The project was set up at the start of December, thanks to a fundraising gala in New York, with the aim of tackling the growing issue of loneliness which is an ever present in our communities and has been described as “one of the greatest public health challenges of our time”.
Loneliness can affect anyone regardless of their background and is different for every person. Some factors can heighten a persons sense of loneliness such as the death of a loved one, retirement or unemployment which means a person loses the social connections of the work place or moving to a new country.

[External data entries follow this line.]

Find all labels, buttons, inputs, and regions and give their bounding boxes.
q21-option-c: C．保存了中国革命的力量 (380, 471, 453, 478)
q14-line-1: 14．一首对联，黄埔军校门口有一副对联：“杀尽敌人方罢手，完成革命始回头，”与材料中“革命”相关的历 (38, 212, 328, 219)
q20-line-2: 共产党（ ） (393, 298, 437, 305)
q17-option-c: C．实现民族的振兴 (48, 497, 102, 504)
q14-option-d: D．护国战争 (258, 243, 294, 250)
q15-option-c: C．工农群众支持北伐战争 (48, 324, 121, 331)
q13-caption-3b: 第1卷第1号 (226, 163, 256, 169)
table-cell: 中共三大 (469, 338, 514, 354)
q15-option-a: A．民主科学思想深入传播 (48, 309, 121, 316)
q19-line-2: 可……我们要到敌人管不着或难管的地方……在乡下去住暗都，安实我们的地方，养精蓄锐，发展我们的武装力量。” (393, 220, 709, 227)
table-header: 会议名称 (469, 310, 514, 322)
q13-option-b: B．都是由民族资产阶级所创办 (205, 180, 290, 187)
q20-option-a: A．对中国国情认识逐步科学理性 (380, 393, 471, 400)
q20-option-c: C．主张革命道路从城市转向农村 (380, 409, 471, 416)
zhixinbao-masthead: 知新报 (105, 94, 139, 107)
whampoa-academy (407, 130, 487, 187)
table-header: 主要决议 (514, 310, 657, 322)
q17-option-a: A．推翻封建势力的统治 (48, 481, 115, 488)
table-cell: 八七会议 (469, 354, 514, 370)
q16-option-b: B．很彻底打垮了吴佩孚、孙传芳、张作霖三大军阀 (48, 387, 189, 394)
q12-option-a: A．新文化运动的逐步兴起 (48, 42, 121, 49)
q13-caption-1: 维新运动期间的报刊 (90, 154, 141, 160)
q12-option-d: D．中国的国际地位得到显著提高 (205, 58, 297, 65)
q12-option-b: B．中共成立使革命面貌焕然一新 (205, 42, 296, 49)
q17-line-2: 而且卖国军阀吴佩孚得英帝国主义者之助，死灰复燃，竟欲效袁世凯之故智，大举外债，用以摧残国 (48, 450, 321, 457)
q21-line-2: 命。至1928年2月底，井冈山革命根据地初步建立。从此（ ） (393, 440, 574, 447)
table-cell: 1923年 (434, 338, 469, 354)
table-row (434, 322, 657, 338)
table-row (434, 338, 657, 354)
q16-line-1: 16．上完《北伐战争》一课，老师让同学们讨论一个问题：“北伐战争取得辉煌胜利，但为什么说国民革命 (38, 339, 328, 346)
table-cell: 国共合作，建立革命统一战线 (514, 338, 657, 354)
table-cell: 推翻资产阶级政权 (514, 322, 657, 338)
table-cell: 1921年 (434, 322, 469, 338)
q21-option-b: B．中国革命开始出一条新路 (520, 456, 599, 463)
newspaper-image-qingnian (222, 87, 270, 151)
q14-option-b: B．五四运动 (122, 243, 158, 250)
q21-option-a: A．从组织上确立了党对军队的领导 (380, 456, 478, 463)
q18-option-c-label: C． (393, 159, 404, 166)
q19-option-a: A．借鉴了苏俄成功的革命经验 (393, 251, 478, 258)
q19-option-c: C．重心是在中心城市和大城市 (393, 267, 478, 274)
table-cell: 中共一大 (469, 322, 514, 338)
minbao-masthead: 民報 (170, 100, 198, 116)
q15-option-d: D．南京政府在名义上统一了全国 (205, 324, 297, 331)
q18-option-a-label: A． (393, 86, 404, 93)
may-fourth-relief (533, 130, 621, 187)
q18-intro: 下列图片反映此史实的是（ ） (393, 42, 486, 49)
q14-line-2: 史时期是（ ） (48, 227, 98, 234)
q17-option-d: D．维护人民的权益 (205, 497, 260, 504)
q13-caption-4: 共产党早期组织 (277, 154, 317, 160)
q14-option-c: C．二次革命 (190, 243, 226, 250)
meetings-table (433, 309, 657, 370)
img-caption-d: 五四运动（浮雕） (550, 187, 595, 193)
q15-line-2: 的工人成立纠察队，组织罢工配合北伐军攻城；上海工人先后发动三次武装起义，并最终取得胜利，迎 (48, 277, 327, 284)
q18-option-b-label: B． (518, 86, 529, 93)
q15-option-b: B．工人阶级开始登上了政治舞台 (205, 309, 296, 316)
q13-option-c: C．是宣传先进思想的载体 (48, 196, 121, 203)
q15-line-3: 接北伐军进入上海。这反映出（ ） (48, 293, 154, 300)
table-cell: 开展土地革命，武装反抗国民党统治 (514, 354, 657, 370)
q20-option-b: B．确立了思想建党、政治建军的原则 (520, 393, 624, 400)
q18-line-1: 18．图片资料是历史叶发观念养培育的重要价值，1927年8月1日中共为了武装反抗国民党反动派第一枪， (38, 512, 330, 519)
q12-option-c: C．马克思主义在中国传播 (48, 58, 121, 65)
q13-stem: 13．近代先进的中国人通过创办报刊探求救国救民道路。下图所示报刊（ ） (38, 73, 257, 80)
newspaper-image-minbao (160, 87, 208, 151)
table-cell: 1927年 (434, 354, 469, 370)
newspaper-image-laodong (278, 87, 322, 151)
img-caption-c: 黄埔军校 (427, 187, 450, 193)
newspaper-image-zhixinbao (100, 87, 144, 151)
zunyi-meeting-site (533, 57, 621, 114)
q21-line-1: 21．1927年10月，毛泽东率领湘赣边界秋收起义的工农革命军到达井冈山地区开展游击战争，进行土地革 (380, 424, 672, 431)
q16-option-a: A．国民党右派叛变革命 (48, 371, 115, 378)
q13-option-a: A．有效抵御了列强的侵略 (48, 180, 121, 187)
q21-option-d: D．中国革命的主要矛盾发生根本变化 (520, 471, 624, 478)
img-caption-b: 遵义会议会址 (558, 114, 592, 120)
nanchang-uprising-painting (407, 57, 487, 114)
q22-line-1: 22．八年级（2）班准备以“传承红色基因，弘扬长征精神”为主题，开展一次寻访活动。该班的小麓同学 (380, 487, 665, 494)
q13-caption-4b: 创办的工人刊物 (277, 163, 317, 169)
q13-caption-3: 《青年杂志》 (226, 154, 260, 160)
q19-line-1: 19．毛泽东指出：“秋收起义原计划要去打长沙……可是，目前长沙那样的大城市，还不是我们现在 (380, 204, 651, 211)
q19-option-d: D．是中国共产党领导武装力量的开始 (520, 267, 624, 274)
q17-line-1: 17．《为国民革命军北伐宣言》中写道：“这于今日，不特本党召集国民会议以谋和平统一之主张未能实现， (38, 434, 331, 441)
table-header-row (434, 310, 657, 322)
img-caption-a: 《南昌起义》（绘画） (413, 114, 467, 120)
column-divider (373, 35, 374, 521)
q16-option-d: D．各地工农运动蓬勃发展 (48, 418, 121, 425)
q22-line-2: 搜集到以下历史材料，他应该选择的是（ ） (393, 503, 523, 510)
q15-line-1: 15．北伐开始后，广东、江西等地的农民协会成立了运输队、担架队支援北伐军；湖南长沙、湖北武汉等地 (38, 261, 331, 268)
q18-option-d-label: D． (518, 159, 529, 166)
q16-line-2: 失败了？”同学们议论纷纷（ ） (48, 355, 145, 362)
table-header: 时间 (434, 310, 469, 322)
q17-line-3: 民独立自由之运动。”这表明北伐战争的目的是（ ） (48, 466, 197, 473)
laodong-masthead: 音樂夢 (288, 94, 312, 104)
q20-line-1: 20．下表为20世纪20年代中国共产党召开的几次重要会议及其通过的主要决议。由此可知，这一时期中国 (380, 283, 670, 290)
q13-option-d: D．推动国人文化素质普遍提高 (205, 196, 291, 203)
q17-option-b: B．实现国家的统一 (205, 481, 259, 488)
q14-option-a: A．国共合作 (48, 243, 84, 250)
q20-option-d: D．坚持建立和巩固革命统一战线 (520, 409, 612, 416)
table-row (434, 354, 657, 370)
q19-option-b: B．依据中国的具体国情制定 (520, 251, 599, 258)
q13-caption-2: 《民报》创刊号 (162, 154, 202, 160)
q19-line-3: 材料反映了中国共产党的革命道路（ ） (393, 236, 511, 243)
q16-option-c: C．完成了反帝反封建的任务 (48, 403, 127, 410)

Now while loneliness itself is not a mental health issue there is a strong link between loneliness and mental health. A person may feel like they want to interact socially but issues such as depression or anxiety may prevent them from doing so.
Projects such as “you’ll never talk alone” recognise the impact that loneliness can have on a persons life and are a great method of trying to tackle the issue. The “you’ll never talk alone” events are free of charge and are held in the Number 7 restaurant that overlooks the pitch at Celtic park. The session includes a hot meal, entertainment and staff on hand to give advice or just to listen to people if that is all they require. The sessions run monthly and the organisers are open to feedback on what people attending would like to see. You can get in touch here via email: firstname.lastname@example.org via telephone here: 0141 551 4321.
The Chief Executive of the Celtic FC foundation Tony Hamilton said: “Our project will provide people experiencing loneliness with a chance to come along and socialise in a non – judgemental and safe environment”.
Hopefully the continuing success of “You’ll never talk alone” will inspire other clubs around the country to set up a similar project in their communities to help combat loneliness.
Positive mental health is something that Celtic and their staff have dedicated their efforts to previously. Celtic manager Neil Lennon has been open about his struggles with depression in the past and how he relapsed whilst at Hibernian. The Celtic manager has previously backed a campaign called “Changing Room” which was piloted for two years by the SPFL and mental health charity SAMH and was the first mental health charity in Scotland to be funded by the Movember Foundation. The project was aiming to use football to bring men aged 30 – 64 together to take action on their mental health.
Neil Lennon took time out of his busy winter schedule to come and speak at the launch event for “You’ll never talk alone” giving fans the opportunity to chat and take pictures.